Workout Plan for Exercising 6 Days a Week
- Sunday: Rest Day.
- Monday: Upper-Body Strength and Core.
- Tuesday: Lower-Body Cardio.
- Wednesday: Full-Body HIIT.
- Thursday: Easy Cardio.
- Friday: Lower-Body Strength and Core.
- Saturday: Active Recovery.
What’s the best 6 day workout split?
The Six-Day Split
- Monday: Legs.
- Tuesday: Chest and Arms.
- Wednesday: Back and Shoulders.
- Thursday: Legs.
- Friday: Chest and Arms.
- Saturday: Back and Shoulders.
- Sunday: Off.
Is a 6 day split good?
A 6 day split is one of the most effective workout splits for accelerating and maximizing muscle growth and strength.
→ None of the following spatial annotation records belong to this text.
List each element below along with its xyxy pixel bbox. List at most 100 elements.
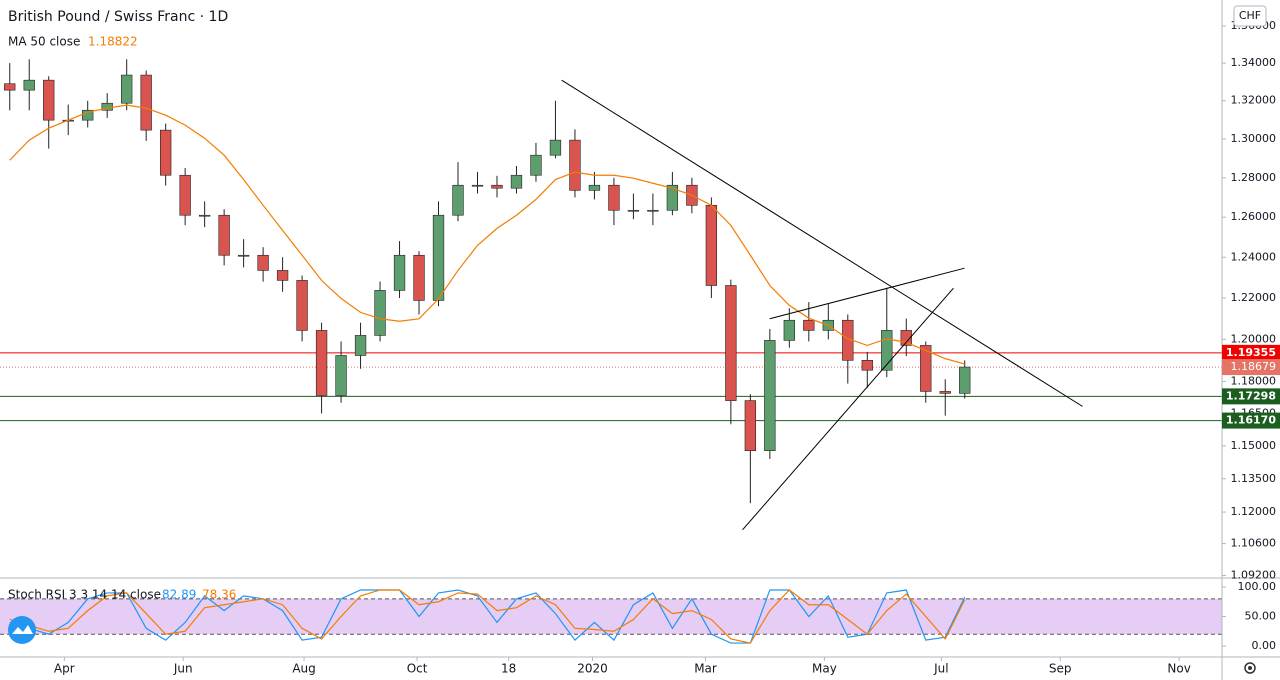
y-tick-label: 1.12000 xyxy=(1231,505,1277,518)
candle-body xyxy=(588,184,601,191)
candle-body xyxy=(549,139,562,156)
last-price-box xyxy=(1222,359,1280,376)
candle-body xyxy=(764,340,776,452)
level-label: 1.16170 xyxy=(1226,414,1276,427)
candle-body xyxy=(510,174,523,189)
candle-body xyxy=(276,270,289,281)
candle-body xyxy=(4,83,16,91)
x-tick-label: 18 xyxy=(501,662,516,676)
y-tick-label: 1.26000 xyxy=(1231,210,1277,223)
y-tick-label: 1.32000 xyxy=(1231,94,1277,107)
x-tick-label: 2020 xyxy=(577,662,608,676)
currency-button[interactable] xyxy=(1233,5,1267,27)
y-tick-label: 1.34000 xyxy=(1231,56,1277,69)
candle-body xyxy=(647,209,659,212)
level-label-box xyxy=(1222,344,1280,361)
x-tick-label: Jun xyxy=(173,662,193,676)
y-tick-label: 1.24000 xyxy=(1231,250,1277,263)
candle-body xyxy=(725,285,737,401)
last-price-label: 1.18679 xyxy=(1231,360,1277,373)
chart-title: British Pound / Swiss Franc · 1D xyxy=(8,9,228,25)
level-label-box xyxy=(1222,388,1280,405)
level-label-box xyxy=(1222,412,1280,429)
candle-body xyxy=(23,79,35,91)
candle-body xyxy=(959,366,971,394)
candle-body xyxy=(705,205,718,286)
y-tick-label: 1.28000 xyxy=(1231,171,1277,184)
candle-body xyxy=(43,79,55,121)
trend-line xyxy=(561,79,1083,407)
x-tick-label: Aug xyxy=(292,662,315,676)
candle-body xyxy=(530,154,542,176)
candle-body xyxy=(861,360,873,371)
y-tick-label: 100.00 xyxy=(1238,580,1277,593)
candle-body xyxy=(257,254,269,271)
candle-body xyxy=(881,330,893,371)
candle-body xyxy=(160,129,172,176)
y-tick-label: 1.18000 xyxy=(1231,374,1277,387)
trend-line xyxy=(742,287,954,531)
candle-body xyxy=(744,400,757,452)
candle-body xyxy=(296,280,308,331)
stoch-d-value: 78.36 xyxy=(202,588,236,602)
candle-body xyxy=(179,174,191,216)
candle-body xyxy=(354,335,367,356)
price-pane xyxy=(0,59,1222,531)
ma-line xyxy=(9,104,965,365)
candle-body xyxy=(452,184,464,216)
stoch-k-value: 82.89 xyxy=(162,588,196,602)
candle-body xyxy=(432,214,445,301)
y-tick-label: 1.22000 xyxy=(1231,291,1277,304)
band-fill xyxy=(0,598,1222,635)
candle-body xyxy=(471,184,484,187)
candle-body xyxy=(335,355,347,396)
x-tick-label: Apr xyxy=(54,662,75,676)
candle-body xyxy=(237,254,250,257)
stoch-line xyxy=(9,589,966,644)
ma-value: 1.18822 xyxy=(88,35,138,49)
candle-body xyxy=(393,254,406,291)
y-tick-label: 1.13500 xyxy=(1231,472,1277,485)
y-tick-label: 1.09200 xyxy=(1231,568,1277,581)
y-tick-label: 50.00 xyxy=(1245,610,1277,623)
x-tick-label: May xyxy=(812,662,837,676)
currency-label[interactable]: CHF xyxy=(1239,9,1261,22)
candle-body xyxy=(627,209,640,212)
stoch-line xyxy=(9,589,966,644)
x-tick-label: Jul xyxy=(933,662,948,676)
candle-body xyxy=(140,74,152,131)
trend-line xyxy=(769,267,965,320)
candle-body xyxy=(803,319,815,331)
x-tick-label: Mar xyxy=(694,662,717,676)
stoch-pane xyxy=(0,589,1222,644)
candle-body xyxy=(82,109,94,121)
y-tick-label: 1.10600 xyxy=(1231,537,1277,550)
level-label: 1.19355 xyxy=(1226,346,1276,359)
candle-body xyxy=(939,391,951,394)
x-tick-label: Nov xyxy=(1167,662,1190,676)
candle-body xyxy=(783,319,795,341)
y-tick-label: 1.30000 xyxy=(1231,132,1277,145)
level-label: 1.17298 xyxy=(1226,389,1276,402)
x-tick-label: Oct xyxy=(407,662,428,676)
y-tick-label: 1.20000 xyxy=(1231,332,1277,345)
logo xyxy=(8,616,36,644)
candle-body xyxy=(413,254,425,301)
candle-body xyxy=(198,214,211,217)
settings-icon[interactable] xyxy=(1244,662,1256,674)
candle-body xyxy=(491,184,503,189)
candle-body xyxy=(374,290,386,336)
x-tick-label: Sep xyxy=(1049,662,1072,676)
candle-body xyxy=(121,74,133,104)
candle-body xyxy=(920,345,932,392)
candle-body xyxy=(315,330,328,396)
stoch-legend: Stoch RSI 3 3 14 14 close xyxy=(8,588,161,602)
y-tick-label: 0.00 xyxy=(1252,639,1277,652)
candle-body xyxy=(569,139,581,191)
candle-body xyxy=(666,184,679,211)
candle-body xyxy=(608,184,620,211)
y-tick-label: 1.15000 xyxy=(1231,439,1277,452)
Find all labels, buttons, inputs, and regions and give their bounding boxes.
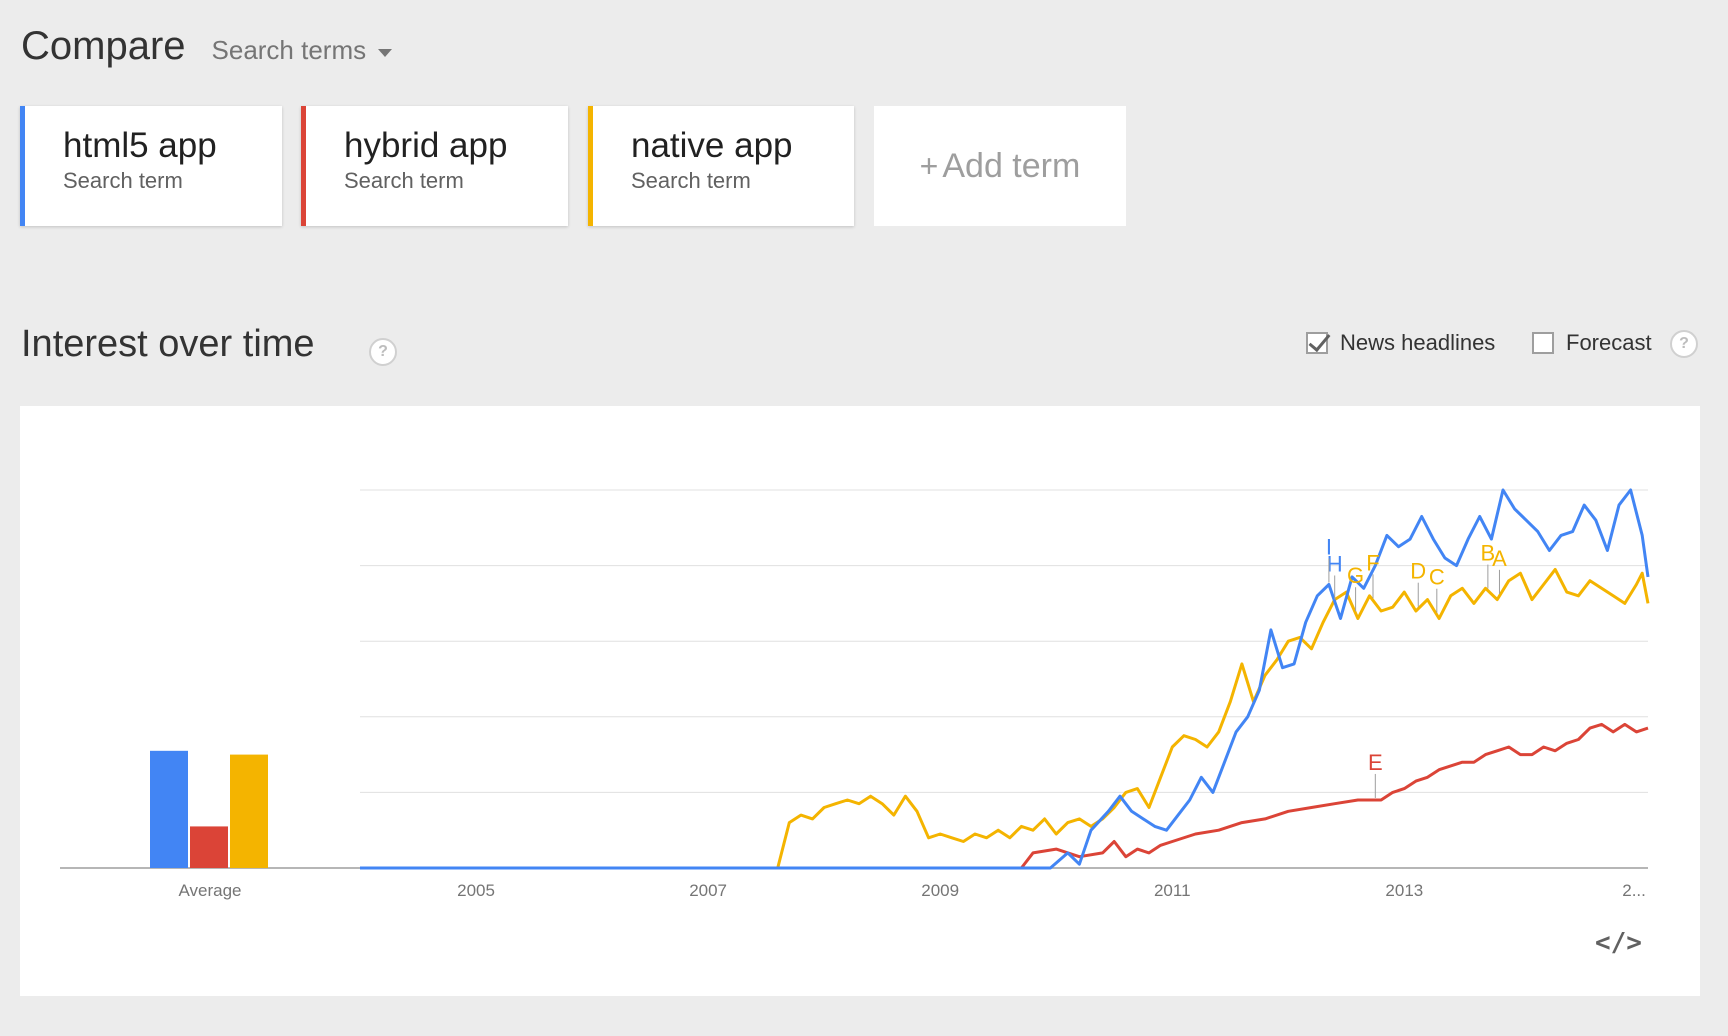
series-line-hybrid-app bbox=[360, 722, 1649, 870]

However, this is usually only true for those who have a solid foundation in fitness.
How long does it take to see results from working out 6 days a week?
While seeing results from working out heavily depends on the person and their current level of fitness, “My [clients] generally see initial changes within four to six weeks, and actual results within eight to 12 weeks,” Wilson explains.
What’s a good 6 day split?
A 6 day workout split is a routine that involves 6 workout sessions per week, done on 6 different days. So, that’s 6 workouts, 6 different days, with only 1 rest day each week. If that sounds intense, that’s because it is! This is a workout split that should be saved for more advanced lifters.
Is 6 exercises too much?
The ideal number of exercises per workout session is 3-4 exercises. If you select your exercises appropriately and train them with sufficient volume and intensity, this will be more than enough to make great progress. This means: Focusing on an 80/20 split of compound to isolation exercises.
Which exercise to do on which day?
Day 1: Chest and triceps. Day 2: Back and biceps. Day 3: Rest. Day 4: Shoulders and traps.
What is the best 6 day workout split for beginners?
Day 1: Chest, shoulders, and core.
What’s the best workout split?
The push/pull/legs split is probably the most efficient workout split there is because all related muscle groups are trained together in the same workout. This means that you get the maximum overlap of movements within the same workout, and the muscle groups being trained get an overall benefit from this overlap.